The Gantt Center put together a series of events and programs to raise the visibility of transgender and gender non-conforming people and address issues facing lesbian, gay, bisexual, transgender, queer and questioning (LGBTQ) communities.
Ally Training creates dialogue on what it means to be an ally for LGBTQ people. The Gantt Center is offering the training. Pre-registered participants will explore their own biases, build knowledge and understanding and develop empathy. The training will also offer attendees a better understanding of:
- Various terminology related to LGBTQ communities;
- Services and resources Clemson offers to students, faculty and staff;
- How to create safer and more supportive environments for LGBTQ individuals; and
- The unique challenges facing LGBTQ people.

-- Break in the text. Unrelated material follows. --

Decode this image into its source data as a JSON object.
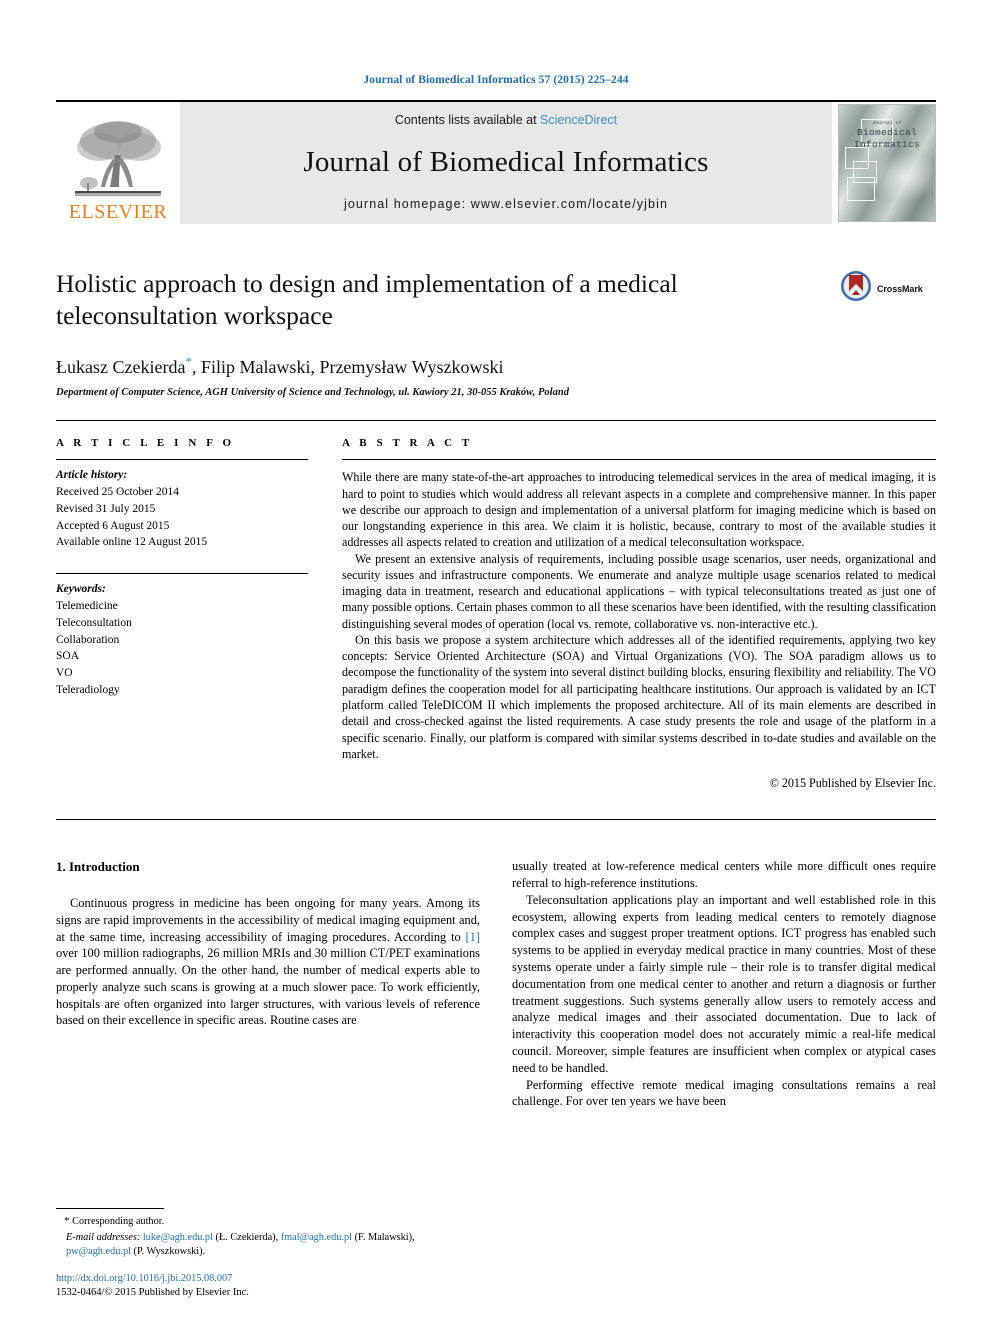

“These are real people who want to live everyday lives but they are faced with discrimination and ignorance wherever they go, even in the LGBTQ community,” Morgan said. “Transgender Awareness Week is about recognizing their contributions and sacrifices that have made the entire LGTBQ community more accepted and open in today’s world.”
Violence and the threat of violence is among the issues facing transgender people. This year 25 people nationally died as a result of shootings or some other means of violence. Advocates tracked at least 23 deaths of transgender people in 2016. Some murder cases involved clear anti-transgender bias. Investigators say victims’ transgender status also likely put them at risk in other ways, like forcing them into homelessness.
The Gantt Center will host a candlelight vigil at 6:30 p.m. Thursday at the amphitheater to remember the lives of transgender individuals who lost their lives to violence.
“Over the past several years, homicides of transgender people increased annually in the U.S.,” Morgan said. “This vigil is meant to honor their memory and remind us that our work is never done.”
The R.M. Cooper Library also put together a book display featuring works centered on the transgender and the non-binary experience. The books are located on the fourth floor of Cooper Library and all are available for checkout.